In 1976, the Dalis family relocated the business into a "chateau-like" building in the West San Jose neighborhood, and renamed it to Garden City Casino. The casino hosted artists that played jazz music (ranging from Dixieland jazz to Progressive jazz) such as guitarist Bud Dimock and piano player Martan Mann.

In 1993, the Dalis brothers transferred ownership to the casino's attorney: Stanley Friedman, on an interim basis, due to the brothers' involvement in the casino's skimming scandal. Five months later, the casino was sold to builder Eli Reinhard.

On August 1, 1998, the casino filed for Chapter 11 Bankruptcy.

On March 1, 2007, the casino was sold to a group of four individuals from Contra Costa County: Eric Swallow, Peter Lundardi, Jeanine Lundardi, and Dina DiMartino via approval of reorganization plan in U.S. bankruptcy court.

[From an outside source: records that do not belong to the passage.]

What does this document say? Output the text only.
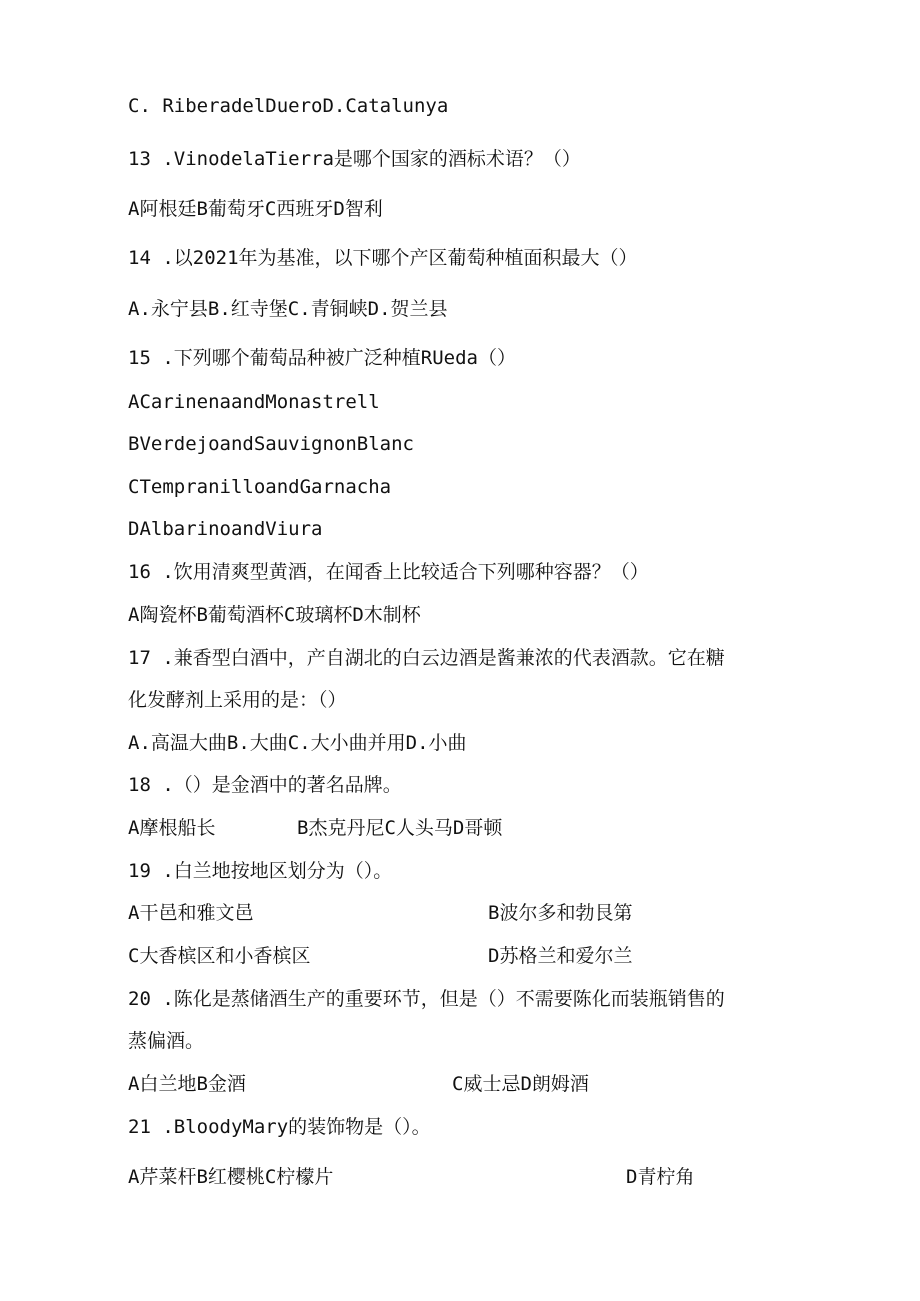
C. RiberadelDueroD.Catalunya
13 .VinodelaTierra是哪个国家的酒标术语？（）
A阿根廷B葡萄牙C西班牙D智利
14 .以2021年为基准，以下哪个产区葡萄种植面积最大（）
A.永宁县B.红寺堡C.青铜峡D.贺兰县
15 .下列哪个葡萄品种被广泛种植RUeda（）
ACarinenaandMonastrell
BVerdejoandSauvignonBlanc
CTempranilloandGarnacha
DAlbarinoandViura
16 .饮用清爽型黄酒，在闻香上比较适合下列哪种容器？（）
A陶瓷杯B葡萄酒杯C玻璃杯D木制杯
17 .兼香型白酒中，产自湖北的白云边酒是酱兼浓的代表酒款。它在糖
化发酵剂上采用的是：（）
A.高温大曲B.大曲C.大小曲并用D.小曲
18 .（）是金酒中的著名品牌。
A摩根船长	B杰克丹尼C人头马D哥顿
19 .白兰地按地区划分为（）。
A干邑和雅文邑	B波尔多和勃艮第
C大香槟区和小香槟区	D苏格兰和爱尔兰
20 .陈化是蒸储酒生产的重要环节，但是（）不需要陈化而装瓶销售的
蒸偏酒。
A白兰地B金酒	C威士忌D朗姆酒
21 .BloodyMary的装饰物是（）。
A芹菜杆B红樱桃C柠檬片	D青柠角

== Casino M8trix (2012-present) ==
The casino has been involved with charity programs such as Second Harvest Food Bank and HERS Breast Cancer Foundation.

In 2014, the casino was accused of hiding profits and could lose its gaming license if convicted.

In 2023, the casino opened up a sushi restaurant called Sushi Confidential. The restaurant has a roll named after the casino.